There is no need to declare or empty the array
filelist
. It gets done by default by readarray. It needs to be done in some other cases.There is no need to parse the output of
ls
, in fact, that is a bad idea. The easiest way to get a list of files in an array is simply:filelist=( ./* )
And, to make it even better, it would be a good idea to avoid directories:
for file in ./*; do [[ -f $file ]] && filelist+=( "$file" ) done
In the loop, the value of the var
$file
is what should be used:for file in "${filelist[@]}"; do sha256sum "$file" | head -c 64 done
Unless you use
for file in "${!filelist[@]}"; do
which will list the keys of the array.The whole list could be processed with just one call to sha256sum:
sha256sum "${filelist[@]}" | cut -c -64
The improved script is:
filelist=() # declare filelist as an array and empty it.
for file in ./*; do
if [[ -f $file ]]; then
filelist+=( "$file" )
fi
done
declare -r filelist # declare filelist as readonly.
sha256sum "${filelist[@]}" | cut -c -64
I'm not worried about word splitting in this case
Well, in fact, you're relying on it to remove the trailing newline from array entries!
Bash's readarray
(mapfile
) leaves the delimiters in by default. The man page or the command line help don't seem to say that explicitly, but there's an option to remove the delimiter, so by implication the default is that it's not removed:
-t Remove a trailing delim (default newline) from each line read.
So, the actual string in the array is file1[newline]
.
Without quotes, word splitting removes trailing whitespace, fixing the newline. But if you had filenames with spaces in them, word splitting would mess them up, as usual.
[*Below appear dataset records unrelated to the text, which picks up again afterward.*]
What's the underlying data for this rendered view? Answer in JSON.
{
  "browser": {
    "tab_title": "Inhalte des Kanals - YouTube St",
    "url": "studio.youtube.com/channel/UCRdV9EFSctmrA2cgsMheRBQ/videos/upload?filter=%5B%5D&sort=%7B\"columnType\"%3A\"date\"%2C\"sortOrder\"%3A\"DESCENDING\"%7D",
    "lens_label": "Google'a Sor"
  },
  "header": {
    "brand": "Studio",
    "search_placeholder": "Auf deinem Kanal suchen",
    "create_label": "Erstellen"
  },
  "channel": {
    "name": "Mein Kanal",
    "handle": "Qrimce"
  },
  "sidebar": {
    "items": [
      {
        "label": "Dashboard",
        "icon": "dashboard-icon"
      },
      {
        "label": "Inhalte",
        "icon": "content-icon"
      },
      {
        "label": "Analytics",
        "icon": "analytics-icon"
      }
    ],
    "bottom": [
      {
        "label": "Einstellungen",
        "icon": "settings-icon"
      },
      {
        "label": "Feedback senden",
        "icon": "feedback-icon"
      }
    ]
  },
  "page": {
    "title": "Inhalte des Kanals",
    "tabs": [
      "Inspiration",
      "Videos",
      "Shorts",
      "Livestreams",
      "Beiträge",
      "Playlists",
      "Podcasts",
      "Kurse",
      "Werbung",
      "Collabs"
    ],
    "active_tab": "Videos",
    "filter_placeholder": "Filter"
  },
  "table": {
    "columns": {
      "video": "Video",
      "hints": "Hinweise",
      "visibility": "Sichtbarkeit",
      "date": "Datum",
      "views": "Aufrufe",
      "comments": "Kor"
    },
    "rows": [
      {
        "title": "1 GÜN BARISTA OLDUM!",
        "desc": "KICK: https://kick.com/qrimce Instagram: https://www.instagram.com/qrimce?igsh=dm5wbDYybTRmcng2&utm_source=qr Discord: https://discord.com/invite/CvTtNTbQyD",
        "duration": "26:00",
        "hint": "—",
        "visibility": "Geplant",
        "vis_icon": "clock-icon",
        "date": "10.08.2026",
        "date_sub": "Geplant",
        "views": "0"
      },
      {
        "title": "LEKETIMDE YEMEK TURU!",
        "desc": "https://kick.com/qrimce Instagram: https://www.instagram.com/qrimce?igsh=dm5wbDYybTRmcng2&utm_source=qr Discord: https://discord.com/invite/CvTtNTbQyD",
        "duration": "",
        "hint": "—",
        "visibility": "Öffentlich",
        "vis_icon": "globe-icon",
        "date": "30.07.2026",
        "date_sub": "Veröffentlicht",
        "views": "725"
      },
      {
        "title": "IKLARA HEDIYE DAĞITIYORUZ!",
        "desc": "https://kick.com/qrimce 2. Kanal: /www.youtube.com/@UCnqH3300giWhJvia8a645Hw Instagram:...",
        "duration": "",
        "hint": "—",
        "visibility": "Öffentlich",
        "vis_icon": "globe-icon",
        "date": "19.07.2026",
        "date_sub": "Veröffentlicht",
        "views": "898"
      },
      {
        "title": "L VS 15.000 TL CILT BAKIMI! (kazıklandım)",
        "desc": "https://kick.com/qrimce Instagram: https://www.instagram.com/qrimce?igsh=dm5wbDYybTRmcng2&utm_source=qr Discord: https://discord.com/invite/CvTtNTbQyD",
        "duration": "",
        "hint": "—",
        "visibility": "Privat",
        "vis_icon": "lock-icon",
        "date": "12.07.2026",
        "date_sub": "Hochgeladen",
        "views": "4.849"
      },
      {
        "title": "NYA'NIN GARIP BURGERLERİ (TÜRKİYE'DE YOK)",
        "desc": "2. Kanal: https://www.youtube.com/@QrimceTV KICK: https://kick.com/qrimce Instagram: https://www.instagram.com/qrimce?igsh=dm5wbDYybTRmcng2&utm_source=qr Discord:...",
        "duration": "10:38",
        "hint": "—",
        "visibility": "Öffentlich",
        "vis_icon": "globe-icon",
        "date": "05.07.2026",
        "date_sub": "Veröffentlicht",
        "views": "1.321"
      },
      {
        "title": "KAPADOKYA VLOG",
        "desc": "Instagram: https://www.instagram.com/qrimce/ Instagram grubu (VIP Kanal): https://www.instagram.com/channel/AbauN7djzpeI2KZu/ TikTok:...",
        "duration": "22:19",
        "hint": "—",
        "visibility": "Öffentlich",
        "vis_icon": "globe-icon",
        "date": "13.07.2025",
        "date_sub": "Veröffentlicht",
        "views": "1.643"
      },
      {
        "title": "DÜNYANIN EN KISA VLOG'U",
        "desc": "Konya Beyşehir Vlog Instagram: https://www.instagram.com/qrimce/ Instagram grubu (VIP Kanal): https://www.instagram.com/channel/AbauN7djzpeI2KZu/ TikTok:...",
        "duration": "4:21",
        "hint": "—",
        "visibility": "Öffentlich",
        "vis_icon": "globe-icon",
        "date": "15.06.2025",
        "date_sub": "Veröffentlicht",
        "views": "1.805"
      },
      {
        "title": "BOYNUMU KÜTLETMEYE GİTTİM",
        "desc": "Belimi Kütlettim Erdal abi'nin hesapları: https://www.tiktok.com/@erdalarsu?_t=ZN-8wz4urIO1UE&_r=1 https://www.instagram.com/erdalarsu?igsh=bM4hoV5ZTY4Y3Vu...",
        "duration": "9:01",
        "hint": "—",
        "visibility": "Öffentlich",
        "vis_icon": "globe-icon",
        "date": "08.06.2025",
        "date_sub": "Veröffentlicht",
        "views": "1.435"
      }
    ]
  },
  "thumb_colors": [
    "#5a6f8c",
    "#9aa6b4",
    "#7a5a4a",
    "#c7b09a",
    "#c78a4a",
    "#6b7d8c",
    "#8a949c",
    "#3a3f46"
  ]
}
Double quoting the array prevents that. To answer your first question, the best practice is to double-quote, here we just have an unwanted extra newline.
(Double quoting an array or $@
is the slightly confusing exceptional case where a double-quoted string results in multiple words, one for each array element.)
You also have ${filelist[$file]}
in the sha256sum
command line. That won't work, file
already contains the value received from the array, not the index.
As a minimal modification, this might work:
declare -a filelist
readarray -t filelist < <(ls -A)
readonly filelist
for file in "${filelist[@]}"; do
sha256sum "$file" | head -c 64
done
(I don't think the explicit declare
is actually necessary either.)
The issue above has nothing to do with ls
per se. You'd get the same issue if you had filenames stored in a file, one per line, and used readarray
/mapfile
to read them without using the -t
option. (Or if you read the output of find
, but in that case, you might be able to use find -exec
instead.)
Of course, this is a useless use of ls
and some versions of ls
might break your filenames on output. (I don't think GNU ls does that when outputting to a pipe.)
In Bash, you could instead fill the array with a glob:
shopt -s dotglob
filelist=(*)
for file in *; do ...
Or just run the loop on the glob without storing to an array:
shopt -s dotglob
for file in *; do ...
Note that you do need shopt -s dotglob
to get *
to match dotfiles, and that's shell-dependant.
Part of the problem based on your code snippet may be that you're parsing the output of ls
. This is dangerous and fraught with myriad issues and is best avoided.
Rather than
declare -a filelist
readarray filelist < <(ls -A)
readonly filelist
for file in "${filelist[@]}"; do
it is much simpler (and safer!) to:
for file in *; do
In this case:
for file in *; do
sha256sum "${file}" | head -c 64
done
readarray
as you are invoking it is also helpfully keeping the literal data passed into it, including the newlines. So when you echo the quoted value, the newline is preserved. when you do not quote it, the shell consumes it as intertoken whitespace to ignore. This is also why sha256sum
is failing. If you have a file called foo
, readarray
is passing a value of foo\n
, which does not correspond to a file. Unquoting this "fixes" the problem by accidentally throwing out part of your variable's value.